IGF, Hack Kültürü ve Beyaz Şapkalı Hacker’lar…
Geçtiğimiz yıl İstanbul’da 2-5 Eylül tarihleri arasında gerçekleştirilen 9. IGF (İnternet Yönetişim Forumu) sırasında Alternatif Bilişim Derneği tarafından Bilgi Üniversitesinde “açık, güvenli ve özgür bir internet isteyenlerin buluşma noktası” olarak açıklanan “Yönetişimsiz İnternet Forum’u (Internet Ungovernance Forum) düzenlenmişti.
İlginç bir şekilde “Ungovernance” kelimesi STK’ların çok hoşuna gitti. Ungovernance kelimesinin neyi ifade ettiği merak ediliyor, neden böyle bir işe kalkışıldığı sorgulanıyordu. Alternatif Bilişim Derneği buna; IGF ile bazı görüşlerinin uyuşmadığını, IGF’nin gözetim, mahremiyet, sansür gibi çok önemli konulara “yeterince” ilgi göstermediğini, devlet ve şirketlerin IGF’de olması gereğinden fazla şekilde temsil edildiğini düşündüklerini söylüyordu. Ve yönetişimsiz internet forumu (Internet Ungovernance Forum) tam da burada devreye giriyor ve IGF’nin eksiklerini kapattıklarını belirtiyorlardı.
Bildiğiniz gibi, IGF’in düzenlendiği alan Birleşmiş Milletler denetimindeydi ve demokratik olmayan her tür girişime kapalıydı. Katılımcıların fotoğraflanarak kayıt altına alınmaları her ne kadar “fişleniyoruz” etkisi yaratsa da yaratılan ‘fikirleri özgürce dile getirme’ ortamı yine de bir miktar rahatlık sağlıyordu. Konferans salonlarının dışındaki mekanda açılan stand’larda onlarca STK, broşürler dağıtıyor düşüncelerini paylaşıyorlardı. Bunlardan biri olan Alternatif Bilişim Derneği, bu çalışmaya “Hack Kültürü ve Haktivizm” derlemesiyle katılmıştı ve herkesi farklı bir mekanda düzenledikleri kendi etkinliklerine davet ediyorlardı.

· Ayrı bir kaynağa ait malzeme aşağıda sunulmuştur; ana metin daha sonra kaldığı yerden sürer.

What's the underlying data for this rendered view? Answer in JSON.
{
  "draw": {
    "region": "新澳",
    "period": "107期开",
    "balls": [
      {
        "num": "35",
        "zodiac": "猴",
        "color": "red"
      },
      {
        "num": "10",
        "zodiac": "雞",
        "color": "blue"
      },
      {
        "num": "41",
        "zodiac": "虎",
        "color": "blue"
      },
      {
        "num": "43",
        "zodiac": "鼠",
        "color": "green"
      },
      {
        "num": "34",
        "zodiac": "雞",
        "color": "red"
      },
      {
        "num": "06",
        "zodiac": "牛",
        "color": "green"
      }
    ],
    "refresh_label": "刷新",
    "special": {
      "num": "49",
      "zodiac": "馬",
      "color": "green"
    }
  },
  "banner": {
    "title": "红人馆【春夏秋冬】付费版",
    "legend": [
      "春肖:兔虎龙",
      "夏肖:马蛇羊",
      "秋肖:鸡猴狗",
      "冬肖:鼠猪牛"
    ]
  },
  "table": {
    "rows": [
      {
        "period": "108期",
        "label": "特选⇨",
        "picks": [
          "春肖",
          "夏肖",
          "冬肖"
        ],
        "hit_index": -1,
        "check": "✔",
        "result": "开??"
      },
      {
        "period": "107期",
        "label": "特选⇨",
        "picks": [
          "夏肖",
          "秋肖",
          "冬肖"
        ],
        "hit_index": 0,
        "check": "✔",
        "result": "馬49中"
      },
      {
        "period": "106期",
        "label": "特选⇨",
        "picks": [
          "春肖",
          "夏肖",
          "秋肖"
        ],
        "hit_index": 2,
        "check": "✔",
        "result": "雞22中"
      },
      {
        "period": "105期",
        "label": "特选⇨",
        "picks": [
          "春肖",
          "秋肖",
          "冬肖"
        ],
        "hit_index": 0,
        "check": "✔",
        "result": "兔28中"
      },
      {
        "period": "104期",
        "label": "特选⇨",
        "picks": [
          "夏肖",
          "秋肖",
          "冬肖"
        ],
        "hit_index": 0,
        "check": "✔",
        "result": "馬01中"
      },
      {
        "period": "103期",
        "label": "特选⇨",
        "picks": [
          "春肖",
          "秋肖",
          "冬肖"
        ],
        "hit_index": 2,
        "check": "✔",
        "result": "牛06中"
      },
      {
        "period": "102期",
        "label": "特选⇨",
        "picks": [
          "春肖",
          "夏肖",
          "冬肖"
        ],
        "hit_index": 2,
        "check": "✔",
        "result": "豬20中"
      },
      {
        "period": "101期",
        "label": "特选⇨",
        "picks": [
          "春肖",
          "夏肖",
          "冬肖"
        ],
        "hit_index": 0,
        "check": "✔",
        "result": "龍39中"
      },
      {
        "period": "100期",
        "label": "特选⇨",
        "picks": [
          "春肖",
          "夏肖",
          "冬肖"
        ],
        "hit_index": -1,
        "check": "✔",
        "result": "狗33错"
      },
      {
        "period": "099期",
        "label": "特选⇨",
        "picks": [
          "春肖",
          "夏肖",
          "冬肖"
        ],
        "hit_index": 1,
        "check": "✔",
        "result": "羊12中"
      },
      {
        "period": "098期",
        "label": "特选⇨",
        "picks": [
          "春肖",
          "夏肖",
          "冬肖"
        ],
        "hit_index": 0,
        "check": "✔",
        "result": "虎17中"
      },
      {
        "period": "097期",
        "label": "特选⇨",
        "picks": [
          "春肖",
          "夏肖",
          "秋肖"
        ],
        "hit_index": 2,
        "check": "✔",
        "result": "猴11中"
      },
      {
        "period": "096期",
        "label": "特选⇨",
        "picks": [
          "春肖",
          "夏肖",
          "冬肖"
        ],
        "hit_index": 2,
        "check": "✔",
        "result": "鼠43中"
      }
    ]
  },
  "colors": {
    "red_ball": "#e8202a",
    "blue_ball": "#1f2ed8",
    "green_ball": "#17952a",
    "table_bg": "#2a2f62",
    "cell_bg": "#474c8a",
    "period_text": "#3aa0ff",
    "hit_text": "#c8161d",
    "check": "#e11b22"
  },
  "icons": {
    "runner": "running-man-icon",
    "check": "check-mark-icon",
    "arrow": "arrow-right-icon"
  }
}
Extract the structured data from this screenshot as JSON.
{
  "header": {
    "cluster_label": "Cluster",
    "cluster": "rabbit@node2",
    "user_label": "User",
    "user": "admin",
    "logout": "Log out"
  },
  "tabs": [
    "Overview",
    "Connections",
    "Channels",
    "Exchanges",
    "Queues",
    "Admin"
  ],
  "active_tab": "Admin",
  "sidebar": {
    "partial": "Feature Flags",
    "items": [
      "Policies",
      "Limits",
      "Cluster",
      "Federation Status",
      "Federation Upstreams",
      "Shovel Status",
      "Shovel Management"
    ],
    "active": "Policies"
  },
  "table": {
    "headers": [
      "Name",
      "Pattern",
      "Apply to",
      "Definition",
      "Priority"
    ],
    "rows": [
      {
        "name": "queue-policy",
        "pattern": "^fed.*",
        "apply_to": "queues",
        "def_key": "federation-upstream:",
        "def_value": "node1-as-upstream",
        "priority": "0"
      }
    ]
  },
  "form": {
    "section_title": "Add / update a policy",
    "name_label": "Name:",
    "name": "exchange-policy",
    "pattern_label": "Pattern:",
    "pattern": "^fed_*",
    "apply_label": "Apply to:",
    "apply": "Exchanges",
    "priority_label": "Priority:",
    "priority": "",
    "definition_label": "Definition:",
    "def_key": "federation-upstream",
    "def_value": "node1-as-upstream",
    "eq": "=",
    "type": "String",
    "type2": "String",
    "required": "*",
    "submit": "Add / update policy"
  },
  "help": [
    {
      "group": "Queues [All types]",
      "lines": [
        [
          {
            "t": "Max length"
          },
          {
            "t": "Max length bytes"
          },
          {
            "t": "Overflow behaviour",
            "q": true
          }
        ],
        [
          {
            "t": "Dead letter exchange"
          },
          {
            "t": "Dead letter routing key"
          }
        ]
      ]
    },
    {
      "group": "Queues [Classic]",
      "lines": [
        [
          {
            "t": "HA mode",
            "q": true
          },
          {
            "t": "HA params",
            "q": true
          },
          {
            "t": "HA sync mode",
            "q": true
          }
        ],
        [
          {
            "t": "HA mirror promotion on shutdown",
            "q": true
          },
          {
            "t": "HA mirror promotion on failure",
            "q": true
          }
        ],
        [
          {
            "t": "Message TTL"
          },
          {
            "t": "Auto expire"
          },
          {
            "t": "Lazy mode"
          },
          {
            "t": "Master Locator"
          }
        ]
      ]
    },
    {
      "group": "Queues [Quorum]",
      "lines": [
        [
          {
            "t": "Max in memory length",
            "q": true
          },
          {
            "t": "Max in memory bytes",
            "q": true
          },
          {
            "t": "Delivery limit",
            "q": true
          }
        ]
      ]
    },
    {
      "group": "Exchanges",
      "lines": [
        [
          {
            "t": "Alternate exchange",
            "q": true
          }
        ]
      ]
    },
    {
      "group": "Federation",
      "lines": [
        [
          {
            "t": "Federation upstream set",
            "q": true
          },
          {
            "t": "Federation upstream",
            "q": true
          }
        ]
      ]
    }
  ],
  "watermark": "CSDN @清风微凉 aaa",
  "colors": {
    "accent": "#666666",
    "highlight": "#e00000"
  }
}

Bu detaylı girişin ardından konumuza dönebiliriz. Özellikle söze birkaç tarifle başlamak uygun olacak diye düşünüyorum. Çünkü, teknoloji yeniliklerle ilerliyor. Ortaya çıkanlar keşfedildiği andan itibaren hızla eskiyip,
yerini yeni soru ve sorunların cevaplarına ulaşma çabasına bırakıyor. Elde edilen bilgi birikimi, sonraki adımların temellerini oluşturuyor. Bu ilerleme kuşkusuz kendi başına gerçekleşmiyor. Ekonomik ve siyasi dinamiklerin rolünü inkar yanlış olur. Ama yine de tüm bunları bir kenara bırakıp başka bir dinamiğe bakalım: yani özneye, insana. Tabii ki bu başlık altında olunca ‘hacker’lara.
Türk Dil Kurumu sözlüğünde “Hacker” sözcüğünün tam karşılığı: “Bilgisayar ve haberleşme teknolojileri konusundaki bilgisini gizli verilere ulaşmak, ağlar üzerinde yasal olmayan zarar verici işler yapmak için kullanan kimse. (bkz: bilgisayar korsanı.)” şeklinde açıklanmış.
Bu eksik ve yanlış tanım “hacker’lar” hakkındaki olumsuz popüler algının hem sonucu hem de resmi görüşün bir ifadesi gibi. Oysa popüler olanın bir adım ötesine geçtiğinizde bambaşka bir gerçeklikle karşılaşıyorsunuz.
Bu gerçeklikte tutkuyla merak eden ve merakını gidermek için olmadık şeyler deneyen, öğrenmeye doymayan, bilgi ile donandıkça güçleri açığa çıkan, bilimi ve tesadüfleri seven, iyi/kötü, her milletten, inançlı/inançsız, kadın ya da erkekler çıkıyor karşınıza. Yuvarlak bir cisme dingil takıp tekerleğe çeviren insandan, neredeyse paralel bir evren gibi interneti yaratan insana, kimi zaman ideallerinin, kimi zaman merakının, kimi zaman eğlencenin ve kimi zaman da sadece egolarının peşinden koşan tutkulu karakterlerle karşılaşıyorsunuz.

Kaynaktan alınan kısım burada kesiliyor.